When I got to the parking lot, Dean jumped out of his car, slamming the door angrily. His hard eyes narrowed as he stalked towards me. “What the hell, Annabelle? For the last f**king time, you need to take us with you when you leave!”

He sounded so angry that my stomach clenched in fear. I frowned and carried on walking, trying to ignore him. “Screw you, Dean. Just get lost, okay?” I replied venomously when he continued to glare at me.
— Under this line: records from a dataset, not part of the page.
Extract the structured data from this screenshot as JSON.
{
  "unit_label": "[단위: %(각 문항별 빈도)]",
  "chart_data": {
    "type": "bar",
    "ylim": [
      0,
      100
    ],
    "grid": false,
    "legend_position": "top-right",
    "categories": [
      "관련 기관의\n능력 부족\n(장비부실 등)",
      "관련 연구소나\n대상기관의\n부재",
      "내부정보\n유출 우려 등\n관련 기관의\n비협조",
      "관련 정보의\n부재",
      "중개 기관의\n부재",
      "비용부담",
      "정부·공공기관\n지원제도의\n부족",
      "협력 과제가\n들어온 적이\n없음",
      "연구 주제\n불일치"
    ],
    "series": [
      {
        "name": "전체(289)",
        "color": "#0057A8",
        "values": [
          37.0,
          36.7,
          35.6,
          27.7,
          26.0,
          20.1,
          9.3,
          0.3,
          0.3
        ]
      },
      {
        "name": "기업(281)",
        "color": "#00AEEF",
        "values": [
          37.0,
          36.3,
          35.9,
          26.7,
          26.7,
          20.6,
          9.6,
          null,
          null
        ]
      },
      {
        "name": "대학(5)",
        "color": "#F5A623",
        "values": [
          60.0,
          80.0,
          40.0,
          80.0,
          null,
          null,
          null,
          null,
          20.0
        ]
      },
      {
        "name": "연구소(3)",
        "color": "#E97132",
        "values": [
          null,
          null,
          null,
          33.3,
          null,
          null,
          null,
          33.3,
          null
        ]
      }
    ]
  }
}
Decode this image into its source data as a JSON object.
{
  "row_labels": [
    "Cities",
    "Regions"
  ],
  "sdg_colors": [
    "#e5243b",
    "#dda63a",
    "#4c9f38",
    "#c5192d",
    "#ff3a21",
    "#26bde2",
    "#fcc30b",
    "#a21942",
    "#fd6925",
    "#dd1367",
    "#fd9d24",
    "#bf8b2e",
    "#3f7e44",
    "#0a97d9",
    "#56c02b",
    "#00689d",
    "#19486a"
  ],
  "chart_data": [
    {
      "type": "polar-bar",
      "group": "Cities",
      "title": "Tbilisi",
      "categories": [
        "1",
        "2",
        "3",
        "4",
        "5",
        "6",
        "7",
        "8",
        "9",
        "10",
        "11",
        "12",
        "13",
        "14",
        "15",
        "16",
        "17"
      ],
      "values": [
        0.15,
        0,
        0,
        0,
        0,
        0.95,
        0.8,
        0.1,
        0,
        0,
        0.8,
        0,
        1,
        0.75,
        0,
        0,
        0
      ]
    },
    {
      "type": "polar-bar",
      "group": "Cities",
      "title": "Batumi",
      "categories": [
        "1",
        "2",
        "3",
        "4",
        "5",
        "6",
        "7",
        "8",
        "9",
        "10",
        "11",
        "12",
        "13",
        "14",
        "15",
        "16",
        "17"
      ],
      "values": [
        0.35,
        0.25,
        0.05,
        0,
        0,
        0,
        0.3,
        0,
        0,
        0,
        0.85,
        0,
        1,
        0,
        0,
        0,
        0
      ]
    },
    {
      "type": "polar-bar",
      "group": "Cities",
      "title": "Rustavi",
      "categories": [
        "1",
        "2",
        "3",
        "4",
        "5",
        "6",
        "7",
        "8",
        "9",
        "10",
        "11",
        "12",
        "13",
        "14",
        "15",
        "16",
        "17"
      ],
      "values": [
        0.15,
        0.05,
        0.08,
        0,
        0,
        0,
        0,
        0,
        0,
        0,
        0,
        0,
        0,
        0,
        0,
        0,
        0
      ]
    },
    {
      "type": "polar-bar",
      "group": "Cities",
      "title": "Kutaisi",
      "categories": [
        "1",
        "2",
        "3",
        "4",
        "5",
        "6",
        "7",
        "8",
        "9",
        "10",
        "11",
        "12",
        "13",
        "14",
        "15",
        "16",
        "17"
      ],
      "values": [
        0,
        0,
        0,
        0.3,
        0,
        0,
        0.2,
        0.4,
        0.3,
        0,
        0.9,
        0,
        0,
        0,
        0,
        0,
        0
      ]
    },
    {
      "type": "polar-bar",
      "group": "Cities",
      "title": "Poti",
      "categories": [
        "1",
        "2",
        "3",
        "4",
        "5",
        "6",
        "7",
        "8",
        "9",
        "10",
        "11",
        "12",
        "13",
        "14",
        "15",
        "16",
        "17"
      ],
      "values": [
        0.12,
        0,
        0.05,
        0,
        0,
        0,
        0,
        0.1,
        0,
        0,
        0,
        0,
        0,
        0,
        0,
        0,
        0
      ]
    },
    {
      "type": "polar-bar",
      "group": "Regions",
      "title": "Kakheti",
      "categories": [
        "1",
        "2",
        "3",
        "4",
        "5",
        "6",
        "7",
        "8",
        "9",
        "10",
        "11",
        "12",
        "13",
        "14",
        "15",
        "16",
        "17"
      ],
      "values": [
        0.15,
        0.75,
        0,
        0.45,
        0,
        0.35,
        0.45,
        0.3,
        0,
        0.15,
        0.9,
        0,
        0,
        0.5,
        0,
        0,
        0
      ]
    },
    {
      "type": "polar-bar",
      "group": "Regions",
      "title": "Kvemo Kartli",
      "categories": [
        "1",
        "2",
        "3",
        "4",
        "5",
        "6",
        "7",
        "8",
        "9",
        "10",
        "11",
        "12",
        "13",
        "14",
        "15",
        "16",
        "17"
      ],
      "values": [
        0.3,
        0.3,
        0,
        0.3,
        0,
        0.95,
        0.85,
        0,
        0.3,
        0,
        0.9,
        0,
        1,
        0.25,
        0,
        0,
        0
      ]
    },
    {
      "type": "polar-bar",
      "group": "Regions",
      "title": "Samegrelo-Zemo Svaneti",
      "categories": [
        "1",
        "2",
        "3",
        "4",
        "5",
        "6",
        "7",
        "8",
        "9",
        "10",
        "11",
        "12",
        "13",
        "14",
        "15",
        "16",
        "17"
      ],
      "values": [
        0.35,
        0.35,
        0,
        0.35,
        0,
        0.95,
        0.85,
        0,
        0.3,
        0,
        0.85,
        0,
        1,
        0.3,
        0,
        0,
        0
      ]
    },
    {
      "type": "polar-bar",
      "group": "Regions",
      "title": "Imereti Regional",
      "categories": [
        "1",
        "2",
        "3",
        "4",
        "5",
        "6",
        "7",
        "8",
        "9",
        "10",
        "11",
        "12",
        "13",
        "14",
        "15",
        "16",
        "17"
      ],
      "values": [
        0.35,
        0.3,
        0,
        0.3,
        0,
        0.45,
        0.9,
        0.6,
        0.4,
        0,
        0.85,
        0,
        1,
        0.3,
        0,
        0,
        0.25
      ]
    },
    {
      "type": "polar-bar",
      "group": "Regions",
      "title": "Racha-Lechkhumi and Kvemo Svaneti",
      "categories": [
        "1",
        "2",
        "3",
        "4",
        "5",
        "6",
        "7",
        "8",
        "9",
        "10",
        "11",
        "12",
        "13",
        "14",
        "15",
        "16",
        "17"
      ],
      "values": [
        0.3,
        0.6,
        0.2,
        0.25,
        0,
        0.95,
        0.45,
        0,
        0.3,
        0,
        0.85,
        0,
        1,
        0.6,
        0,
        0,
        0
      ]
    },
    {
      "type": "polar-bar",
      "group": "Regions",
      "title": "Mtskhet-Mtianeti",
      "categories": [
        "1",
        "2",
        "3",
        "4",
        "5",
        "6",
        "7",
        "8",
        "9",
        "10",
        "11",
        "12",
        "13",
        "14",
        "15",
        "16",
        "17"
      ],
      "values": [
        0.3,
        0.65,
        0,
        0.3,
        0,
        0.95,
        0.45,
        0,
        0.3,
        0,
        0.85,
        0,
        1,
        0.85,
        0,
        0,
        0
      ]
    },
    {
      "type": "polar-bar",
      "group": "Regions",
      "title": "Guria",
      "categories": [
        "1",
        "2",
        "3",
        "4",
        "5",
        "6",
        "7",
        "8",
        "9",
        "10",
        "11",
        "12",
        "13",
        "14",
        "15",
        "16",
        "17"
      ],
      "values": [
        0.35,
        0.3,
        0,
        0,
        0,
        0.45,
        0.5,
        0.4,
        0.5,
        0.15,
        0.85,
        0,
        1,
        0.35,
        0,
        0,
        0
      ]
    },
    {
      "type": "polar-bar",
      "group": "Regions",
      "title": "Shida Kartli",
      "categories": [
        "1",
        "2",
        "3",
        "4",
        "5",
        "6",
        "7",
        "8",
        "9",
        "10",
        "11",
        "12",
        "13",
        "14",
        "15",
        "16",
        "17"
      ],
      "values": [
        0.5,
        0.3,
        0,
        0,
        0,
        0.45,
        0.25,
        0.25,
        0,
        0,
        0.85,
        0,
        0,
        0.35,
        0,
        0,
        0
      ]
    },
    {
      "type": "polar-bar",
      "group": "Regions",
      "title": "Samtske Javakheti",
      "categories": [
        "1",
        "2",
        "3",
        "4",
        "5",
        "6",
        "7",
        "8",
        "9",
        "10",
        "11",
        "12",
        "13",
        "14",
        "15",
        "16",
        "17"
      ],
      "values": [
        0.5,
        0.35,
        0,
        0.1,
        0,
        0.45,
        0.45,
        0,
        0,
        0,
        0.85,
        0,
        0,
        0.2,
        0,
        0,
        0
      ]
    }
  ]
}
“You’re a little bitch!” he spat, his face radiating anger. He grabbed my arm roughly and pulled me to stop. I flinched, thinking he was going to strike me. I held my breath, readying myself for the blow. Before anything happened, Ashton gripped his shoulders and yanked him away from me, slamming him against the car, making a huge crash echo in the empty parking lot. I whimpered and looked at the scene, shocked.

Ashton’s jaw was tight as he stepped closer to Dean. “You don’t ever touch her again! I don’t care who you are, I will put you down if you even look at her harshly again. You got that, Agent Michaels?” Ashton’s voice rang with authority and menace. Dean nodded quickly, his mouth popping open in shock. Ashton shoved him away, making Dean stumble and almost fall. “Go. I’ll ride with Anna,” Ashton ordered. He turned back and waved his hand for me to get into the car, but I couldn’t move, my body was frozen on the spot. “Anna, get in the car,” he said softly, taking the keys from my hand and opening the passenger door. That snapped me out of it and I climbed in quickly, looking down at my lap.

From the corner of my eye, I watched him walk to the driver’s side; he looked like he was trying to calm himself. I needed to say something to him, what he just did was so sweet and protective. Dean wouldn’t have hurt me, but Ashton hadn’t hesitated for a second in protecting me.

I waited for him to climb in and buckle his seatbelt before I spoke. He didn’t even glance at me as he started the engine. “Thank you,” I mumbled, still not able to look at him. I needed to stay strong, and his eyes wouldn’t let me do that.